Publisher: Planet X Games (@PlanetXGamesCo)
Where to Buy: https://tinyurl.com/5fr452yn
If Mörk Borg takes its inspiration from black metal, Planet X game’s OSR zine The Phylactery #1 (TP1) is 100% thrash metal to its core. As I type this I realize that comparison is probably only useful to a handful of you but…it’s too perfect. Sorry. Tell you what, go read Mörk Borg and then listen to Dimmu Borgir or Emperor. See how they’re pretty much the same? Now go grab the first issue of The Phylactery and listen to Anthrax or Slayer. See? I told you so.
TP1 is a 48-page fantasy TTRPG zine and so wonderfully full of creativity I’m not even sure where to begin. It’s a repository of innumerable items, NPCs, and adventures, each of which are partnered with rich flavor text and beautiful black and white illustrations. I mean, just look at The Chaos Throne on page four. LOOK AT IT!

I challenge you to look at that beautiful art and read the accompanying page of gems and their effects and not plop this thing into your next dungeon. You can’t. Don’t resist.

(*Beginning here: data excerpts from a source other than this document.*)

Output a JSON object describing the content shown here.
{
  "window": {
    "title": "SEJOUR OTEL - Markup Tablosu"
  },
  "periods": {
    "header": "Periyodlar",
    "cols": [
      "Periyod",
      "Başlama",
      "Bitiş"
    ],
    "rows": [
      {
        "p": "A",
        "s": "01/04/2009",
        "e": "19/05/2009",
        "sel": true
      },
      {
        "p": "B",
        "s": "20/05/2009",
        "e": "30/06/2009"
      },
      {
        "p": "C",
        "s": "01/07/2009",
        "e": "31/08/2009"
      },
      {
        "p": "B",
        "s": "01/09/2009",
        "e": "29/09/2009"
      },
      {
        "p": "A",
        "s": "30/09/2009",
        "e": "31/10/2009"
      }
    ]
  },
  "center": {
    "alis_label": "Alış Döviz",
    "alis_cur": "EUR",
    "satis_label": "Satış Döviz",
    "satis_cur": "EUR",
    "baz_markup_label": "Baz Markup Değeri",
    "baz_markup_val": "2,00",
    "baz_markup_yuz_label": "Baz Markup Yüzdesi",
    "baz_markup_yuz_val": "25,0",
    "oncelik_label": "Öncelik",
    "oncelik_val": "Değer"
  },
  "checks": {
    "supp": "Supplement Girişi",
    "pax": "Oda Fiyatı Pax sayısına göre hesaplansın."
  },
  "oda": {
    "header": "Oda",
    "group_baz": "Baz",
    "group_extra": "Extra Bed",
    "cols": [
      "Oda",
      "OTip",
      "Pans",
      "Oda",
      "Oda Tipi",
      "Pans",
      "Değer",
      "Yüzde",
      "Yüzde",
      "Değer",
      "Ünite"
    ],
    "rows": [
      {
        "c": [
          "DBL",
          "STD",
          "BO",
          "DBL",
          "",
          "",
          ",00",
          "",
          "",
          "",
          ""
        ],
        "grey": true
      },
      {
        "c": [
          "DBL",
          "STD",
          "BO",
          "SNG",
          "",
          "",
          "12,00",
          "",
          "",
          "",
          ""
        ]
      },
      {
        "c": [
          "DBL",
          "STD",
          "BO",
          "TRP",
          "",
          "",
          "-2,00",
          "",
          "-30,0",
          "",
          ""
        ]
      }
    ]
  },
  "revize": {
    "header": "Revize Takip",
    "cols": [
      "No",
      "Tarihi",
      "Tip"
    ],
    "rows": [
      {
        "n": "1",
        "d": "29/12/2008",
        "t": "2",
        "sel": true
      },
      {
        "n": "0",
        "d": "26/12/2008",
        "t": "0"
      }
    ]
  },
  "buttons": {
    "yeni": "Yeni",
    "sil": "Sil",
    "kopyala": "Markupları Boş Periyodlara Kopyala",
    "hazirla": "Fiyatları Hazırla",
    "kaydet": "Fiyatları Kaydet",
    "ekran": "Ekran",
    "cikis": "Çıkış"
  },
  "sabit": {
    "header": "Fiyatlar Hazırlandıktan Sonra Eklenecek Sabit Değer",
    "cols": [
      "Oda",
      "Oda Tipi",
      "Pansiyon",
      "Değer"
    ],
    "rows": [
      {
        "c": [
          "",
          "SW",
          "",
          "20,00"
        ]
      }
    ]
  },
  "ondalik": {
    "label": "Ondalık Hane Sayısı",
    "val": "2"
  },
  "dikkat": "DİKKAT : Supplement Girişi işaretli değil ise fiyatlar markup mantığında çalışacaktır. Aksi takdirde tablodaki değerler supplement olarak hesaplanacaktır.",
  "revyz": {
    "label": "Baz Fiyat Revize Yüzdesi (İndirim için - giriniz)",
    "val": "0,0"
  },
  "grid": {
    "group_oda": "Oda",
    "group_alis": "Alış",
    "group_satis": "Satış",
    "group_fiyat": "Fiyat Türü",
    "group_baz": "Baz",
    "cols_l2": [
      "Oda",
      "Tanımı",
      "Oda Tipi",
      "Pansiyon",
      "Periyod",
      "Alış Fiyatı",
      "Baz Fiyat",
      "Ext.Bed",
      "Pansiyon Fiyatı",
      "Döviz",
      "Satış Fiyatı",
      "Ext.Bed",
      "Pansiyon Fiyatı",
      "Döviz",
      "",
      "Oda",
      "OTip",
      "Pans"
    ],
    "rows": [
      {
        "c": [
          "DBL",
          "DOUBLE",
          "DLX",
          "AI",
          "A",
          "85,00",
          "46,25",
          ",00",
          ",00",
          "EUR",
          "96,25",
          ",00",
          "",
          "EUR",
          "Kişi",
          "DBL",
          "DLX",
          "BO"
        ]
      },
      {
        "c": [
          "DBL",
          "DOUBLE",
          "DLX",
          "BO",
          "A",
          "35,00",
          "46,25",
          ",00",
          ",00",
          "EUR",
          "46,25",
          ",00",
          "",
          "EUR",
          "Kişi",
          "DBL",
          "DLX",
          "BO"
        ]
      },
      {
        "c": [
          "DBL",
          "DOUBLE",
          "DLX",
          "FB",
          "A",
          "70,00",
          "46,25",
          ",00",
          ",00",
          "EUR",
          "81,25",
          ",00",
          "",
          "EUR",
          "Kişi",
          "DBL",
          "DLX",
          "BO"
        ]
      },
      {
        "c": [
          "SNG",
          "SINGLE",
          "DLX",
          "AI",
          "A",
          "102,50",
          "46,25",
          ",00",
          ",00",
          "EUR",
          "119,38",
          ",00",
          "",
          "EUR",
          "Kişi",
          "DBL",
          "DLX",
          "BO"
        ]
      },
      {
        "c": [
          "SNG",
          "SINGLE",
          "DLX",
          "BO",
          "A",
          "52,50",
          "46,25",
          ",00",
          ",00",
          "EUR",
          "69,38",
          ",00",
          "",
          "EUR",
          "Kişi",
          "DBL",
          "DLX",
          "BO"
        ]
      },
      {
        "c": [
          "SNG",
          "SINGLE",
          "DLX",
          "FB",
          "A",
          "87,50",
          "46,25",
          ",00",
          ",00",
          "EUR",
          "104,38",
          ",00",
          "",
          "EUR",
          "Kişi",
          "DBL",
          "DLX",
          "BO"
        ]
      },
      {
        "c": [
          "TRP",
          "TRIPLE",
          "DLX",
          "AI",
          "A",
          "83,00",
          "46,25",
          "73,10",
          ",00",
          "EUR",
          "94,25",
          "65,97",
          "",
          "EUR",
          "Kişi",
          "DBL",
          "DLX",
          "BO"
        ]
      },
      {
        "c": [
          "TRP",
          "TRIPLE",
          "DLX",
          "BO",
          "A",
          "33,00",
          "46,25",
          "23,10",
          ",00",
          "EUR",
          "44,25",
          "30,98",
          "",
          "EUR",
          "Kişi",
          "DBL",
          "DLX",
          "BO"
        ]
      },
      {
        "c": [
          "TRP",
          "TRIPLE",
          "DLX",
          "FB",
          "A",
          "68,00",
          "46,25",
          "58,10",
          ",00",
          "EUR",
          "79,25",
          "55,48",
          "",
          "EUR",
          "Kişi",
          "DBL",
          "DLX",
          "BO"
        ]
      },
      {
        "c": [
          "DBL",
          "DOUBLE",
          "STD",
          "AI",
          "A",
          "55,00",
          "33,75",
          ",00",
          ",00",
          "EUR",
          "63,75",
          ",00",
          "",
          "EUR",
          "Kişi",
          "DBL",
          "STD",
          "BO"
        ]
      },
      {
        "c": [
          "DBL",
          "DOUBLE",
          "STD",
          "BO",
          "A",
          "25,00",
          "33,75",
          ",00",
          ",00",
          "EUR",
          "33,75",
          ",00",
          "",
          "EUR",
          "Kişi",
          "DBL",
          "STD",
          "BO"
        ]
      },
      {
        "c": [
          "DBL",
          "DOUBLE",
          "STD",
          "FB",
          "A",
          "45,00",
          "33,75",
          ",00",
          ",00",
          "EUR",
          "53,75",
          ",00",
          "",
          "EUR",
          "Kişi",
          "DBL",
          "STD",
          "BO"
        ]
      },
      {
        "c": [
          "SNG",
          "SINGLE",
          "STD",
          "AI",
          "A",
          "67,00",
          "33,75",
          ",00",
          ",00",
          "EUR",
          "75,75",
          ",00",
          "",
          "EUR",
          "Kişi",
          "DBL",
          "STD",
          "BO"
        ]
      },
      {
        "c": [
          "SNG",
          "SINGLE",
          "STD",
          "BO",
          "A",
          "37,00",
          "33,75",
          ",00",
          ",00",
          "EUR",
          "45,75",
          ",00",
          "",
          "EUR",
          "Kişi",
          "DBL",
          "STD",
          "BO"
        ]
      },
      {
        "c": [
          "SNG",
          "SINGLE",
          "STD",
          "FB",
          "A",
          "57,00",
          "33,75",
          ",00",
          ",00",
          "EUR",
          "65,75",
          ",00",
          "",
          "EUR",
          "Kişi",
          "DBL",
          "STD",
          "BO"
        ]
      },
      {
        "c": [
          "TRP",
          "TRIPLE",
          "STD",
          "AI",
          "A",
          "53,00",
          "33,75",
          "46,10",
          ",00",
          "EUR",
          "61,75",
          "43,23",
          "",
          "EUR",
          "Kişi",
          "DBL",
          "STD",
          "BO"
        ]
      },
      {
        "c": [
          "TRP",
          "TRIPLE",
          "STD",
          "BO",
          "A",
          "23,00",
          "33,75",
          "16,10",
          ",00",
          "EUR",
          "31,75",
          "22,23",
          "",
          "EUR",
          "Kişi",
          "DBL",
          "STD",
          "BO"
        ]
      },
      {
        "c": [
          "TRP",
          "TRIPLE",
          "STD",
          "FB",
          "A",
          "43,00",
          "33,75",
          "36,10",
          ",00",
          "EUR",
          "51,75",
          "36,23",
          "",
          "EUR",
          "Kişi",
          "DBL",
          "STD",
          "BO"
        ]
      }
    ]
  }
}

While the zine is cohesive in theme – dark, weird, and decadently fun – each section of the zine is a standalone work that doesn’t necessarily connect to anything else in terms of content. For example, the NPCs in the “1D10 SOBs, Roadhouse Hoodlums, Bored Adventurers and Mean Ole Bastards You Might Meet in a Tavern” table aren’t necessarily going to show up in the “Corpse Garden of the Myconid King” adventure…though if they did, they’d be right at home. This is one of the zine’s great strengths. Everything is unique and yet fits the overarching themes of the zine perfectly.
I found myself reading this with a notebook and pen next to me because every page inspired some new thing I NEEDED to put in my campaign. You can be damn sure my players will be encountering “The Remains of Shalraxrohaaz, the 2-Headed Space Wurm” at some point in their travels. A massive purple worm that hatched from a meteorite whose corpse is now the location of a nest of giant wasps? Just put it in my veins.
I’ve long been a fan of Levi Combs and all the insanely glorious things he publishes through Planet X Games. Ever since I purchased his adventure “An Occurrence at Howling Crater” and it came with a barf bag, I was sold.

All of his works are a testament to his love of grindhouse but, despite how strange and sinister his creations are, they’re never bleak. It’d be so easy to read things like “Mag-Nachtur, the Screaming Tower” and expect a relentless slog through gloomsville, but Levi adroitly avoids this pitfall. Sure, things in TP1 are often dark and twisted, they’re also frenetically fun. That’s what separates this zine from so many other OSR products that wallow in the dreariness of their settings. The Phylactery #1 has s too much energy – to much constant change and incredibly detail – to let any pessimism worm its way in.
DISCLAIMER: I do not know anyone involved with this book, nor did I receive anything for free in exchange for this review. Oh, and want to know another thing this zine has over Mörk Borg? It’s actually readable! Boom. Roasted.